# Need Help With Paypal Shopping Cart Opening In New Window



## T4U (Oct 30, 2009)

Hello,

I need help...this is driving me crazy!  I'm currently getting a website up and running. I've decided to use paypal shopping cart. When I copy the button code onto my site pages then test it, paypal opens a new window. I've learned that if I replace "paypal" in the html code with "_self" it will now open in the same tab. But...when I click "continue shopping", it just closes the window completely. How do I get it to stay open and return to my website instead? Thanks!


----------



## Rodney (Nov 3, 2004)

That's one of the problems using the PayPal provided shopping cart.

It makes navigation a bit clunky with the new windows opening. I don't think there's a way around it.

That's one of the reasons why I recommend using an actual shopping cart software like cubcart/zencart/oscommerce because it will provide a more streamlines shopping experience that customers are already used to and then the customer just gets transferred to PayPal once it's time to checkout.

Mosts hosts these days have free "one click" installs of popular free shopping cart programs.


----------



## T4U (Oct 30, 2009)

Rodney said:


> That's one of the problems using the PayPal provided shopping cart.
> 
> It makes navigation a bit clunky with the new windows opening. I don't think there's a way around it.
> 
> ...


"Clunky"...yep, that's the word!  After I altered the code and got it to open in the same tab, I was happy until I clicked the continue shopping link. I was hoping that the code could be rewritten to have it just return to my website somehow...but that's beyond my abilities. 
I'm using Fatcow to host so the only option for easy shopping cart is Shopsite. I actually like the way Shopsite works, just wasn't wanting to pay $29.95/month for the upgraded version. The version that comes free with Fatcow only allows 15 products...bummer. ("Bummer"...now that's a _*word*_ that gives away my age.)


----------



## splathead (Dec 4, 2005)

Leave Target blank (target="") and it should work.


----------



## T4U (Oct 30, 2009)

splathead said:


> Leave Target blank (target="") and it should work.


I only tested it on one button button but I think that did it!  Clicked "Add To Cart", cart opens in same tab. Clicked "Continue Shopping" and it went back to previous page! Goodbye "Clunky" ! I really appreciate the help! Thanks!!!!!!


----------



## theprintshop (Oct 8, 2008)

T4U said:


> I only tested it on one button button but I think that did it!  Clicked "Add To Cart", cart opens in same tab.
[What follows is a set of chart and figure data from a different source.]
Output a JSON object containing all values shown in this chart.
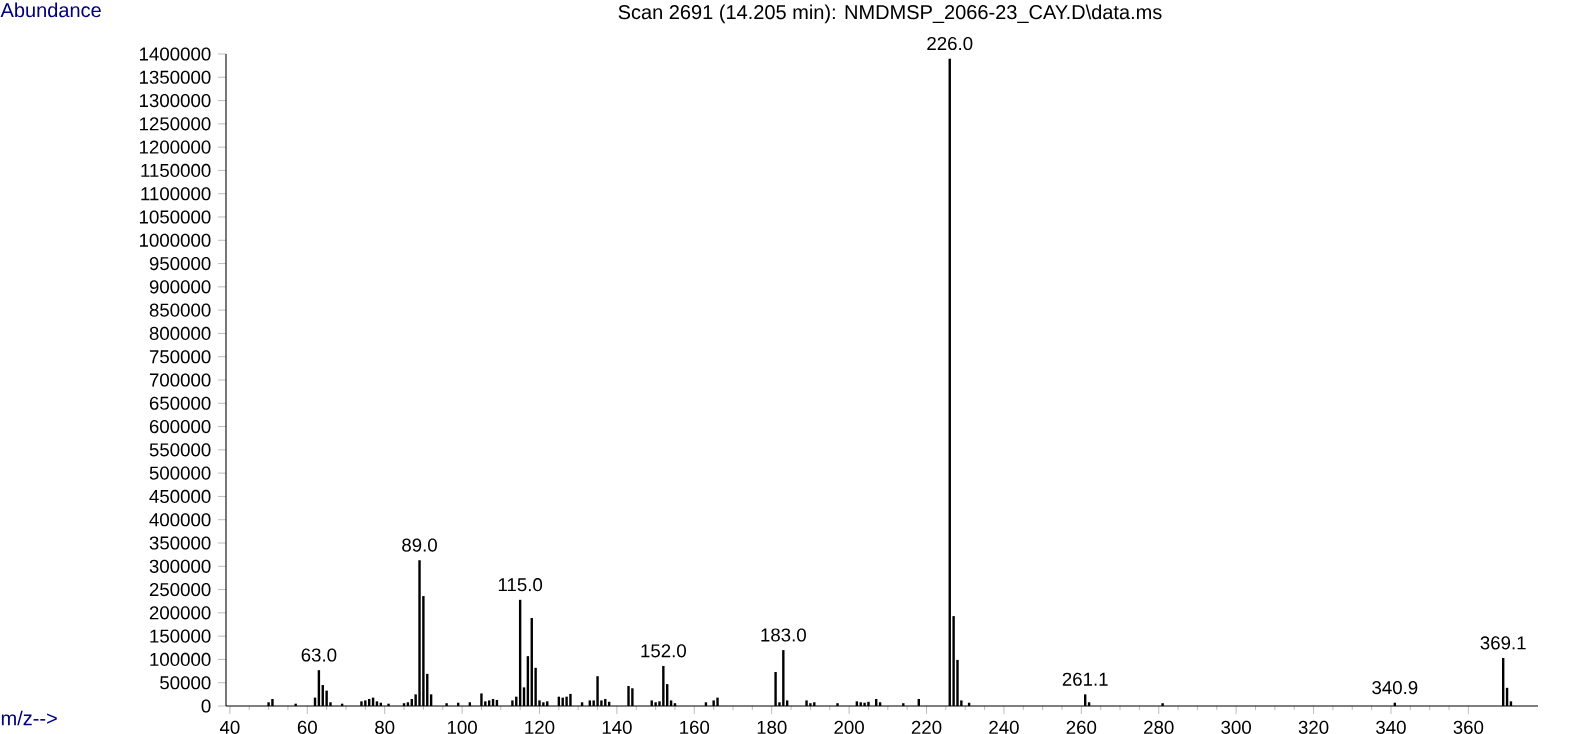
{
  "chart_data": {
    "type": "bar",
    "title": "Scan 2691 (14.205 min): NMDMSP_2066-23_CAY.D\\data.ms",
    "xlabel": "m/z-->",
    "ylabel": "Abundance",
    "color": "#000000",
    "x": [
      50,
      51,
      57,
      62,
      63,
      64,
      65,
      66,
      69,
      74,
      75,
      76,
      77,
      78,
      79,
      81,
      85,
      86,
      87,
      88,
      89,
      90,
      91,
      92,
      96,
      99,
      102,
      105,
      106,
      107,
      108,
      109,
      113,
      114,
      115,
      116,
      117,
      118,
      119,
      120,
      121,
      122,
      125,
      126,
      127,
      128,
      131,
      133,
      134,
      135,
      136,
      137,
      138,
      143,
      144,
      149,
      150,
      151,
      152,
      153,
      154,
      155,
      163,
      165,
      166,
      181,
      182,
      183,
      184,
      189,
      190,
      191,
      197,
      202,
      203,
      204,
      205,
      207,
      208,
      214,
      218,
      226,
      227,
      228,
      229,
      231,
      261,
      262,
      281,
      341,
      369,
      370,
      371
    ],
    "values": [
      8000,
      15000,
      5000,
      18000,
      77000,
      45000,
      33000,
      8000,
      5000,
      10000,
      12000,
      15000,
      18000,
      10000,
      7000,
      5000,
      6000,
      8000,
      15000,
      25000,
      313000,
      236000,
      69000,
      25000,
      6000,
      7000,
      8000,
      27000,
      10000,
      12000,
      15000,
      13000,
      12000,
      20000,
      228000,
      40000,
      107000,
      189000,
      82000,
      12000,
      8000,
      10000,
      20000,
      18000,
      20000,
      26000,
      8000,
      12000,
      12000,
      64000,
      12000,
      15000,
      9000,
      43000,
      38000,
      12000,
      8000,
      10000,
      86000,
      47000,
      12000,
      6000,
      8000,
      12000,
      18000,
      73000,
      8000,
      120000,
      12000,
      12000,
      6000,
      8000,
      6000,
      10000,
      8000,
      7000,
      9000,
      15000,
      8000,
      6000,
      15000,
      1390000,
      193000,
      99000,
      12000,
      7000,
      25000,
      8000,
      6000,
      7000,
      103000,
      39000,
      10000
    ],
    "xlim": [
      39,
      378
    ],
    "ylim": [
      0,
      1400000
    ],
    "xticks": [
      40,
      60,
      80,
      100,
      120,
      140,
      160,
      180,
      200,
      220,
      240,
      260,
      280,
      300,
      320,
      340,
      360
    ],
    "yticks": [
      0,
      50000,
      100000,
      150000,
      200000,
      250000,
      300000,
      350000,
      400000,
      450000,
      500000,
      550000,
      600000,
      650000,
      700000,
      750000,
      800000,
      850000,
      900000,
      950000,
      1000000,
      1050000,
      1100000,
      1150000,
      1200000,
      1250000,
      1300000,
      1350000,
      1400000
    ],
    "annotations": [
      {
        "text": "63.0",
        "x": 63,
        "y": 77000
      },
      {
        "text": "89.0",
        "x": 89,
        "y": 313000
      },
      {
        "text": "115.0",
        "x": 115,
        "y": 228000
      },
      {
        "text": "152.0",
        "x": 152,
        "y": 86000
      },
      {
        "text": "183.0",
        "x": 183,
        "y": 120000
      },
      {
        "text": "226.0",
        "x": 226,
        "y": 1390000
      },
      {
        "text": "261.1",
        "x": 261,
        "y": 25000
      },
      {
        "text": "340.9",
        "x": 341,
        "y": 7000
      },
      {
        "text": "369.1",
        "x": 369,
        "y": 103000
      }
    ]
  }
}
Clicked "Continue Shopping" and it went back to previous page! Goodbye "Clunky" ! I really appreciate the help! Thanks!!!!!!


I also use paypal and man it is easy to set up


----------



## T4U (Oct 30, 2009)

theprintshop said:


> I also use paypal and man it is easy to set up


 
Just wondering...Do you use _only_ paypal or do you accept credit cards outside of paypal?


----------



## hostingdiva (Mar 31, 2006)

T4U said:


> Just wondering...Do you use _only_ paypal or do you accept credit cards outside of paypal?


Not sure what the other person uses, but most people who are just starting out use only PayPal because they avoid the other merchant fees. You can set up PayPal so that people can use PayPal and not need a PayPal account.


----------



## EXTouch (Mar 22, 2007)

T4U said:


> Just wondering...Do you use _only_ paypal or do you accept credit cards outside of paypal?


We only use paypal for the credit card processing, we don't use the paypal shopping cart. Unless our customers specifically select paypal at checkout, they never realize that they've left our site. 

We also have another merchant account for our mobile credit card processing. It has a virtual terminal as well via web or our smart phones.


----------



## sirslickenstein (Jun 19, 2007)

We have an Ebay store and an online cart/store (auctiva commerce) and I found out that if customers want to use their credit card and you only accept paypal, then they think they have to sign up with paypal and they just want to use their credit card. I had one guy make a big order and refused to even go through Paypal with his credit card. You can use your credit card and not have a paypal account but it is very cumbersome. So he didn't buy. I then started taking credit cards using paypal's Website Payment Pro and customers never know it's paypal, they never leave my site to go to paypals page, and I have had increased sales. What's great is that I have all my payments showing in my paypal account...only 1 place for all payments. You really need to be the customer and go thru your own store's checkout and see how easy or hard it is to spend money. The easier it is...the more sales you get.


----------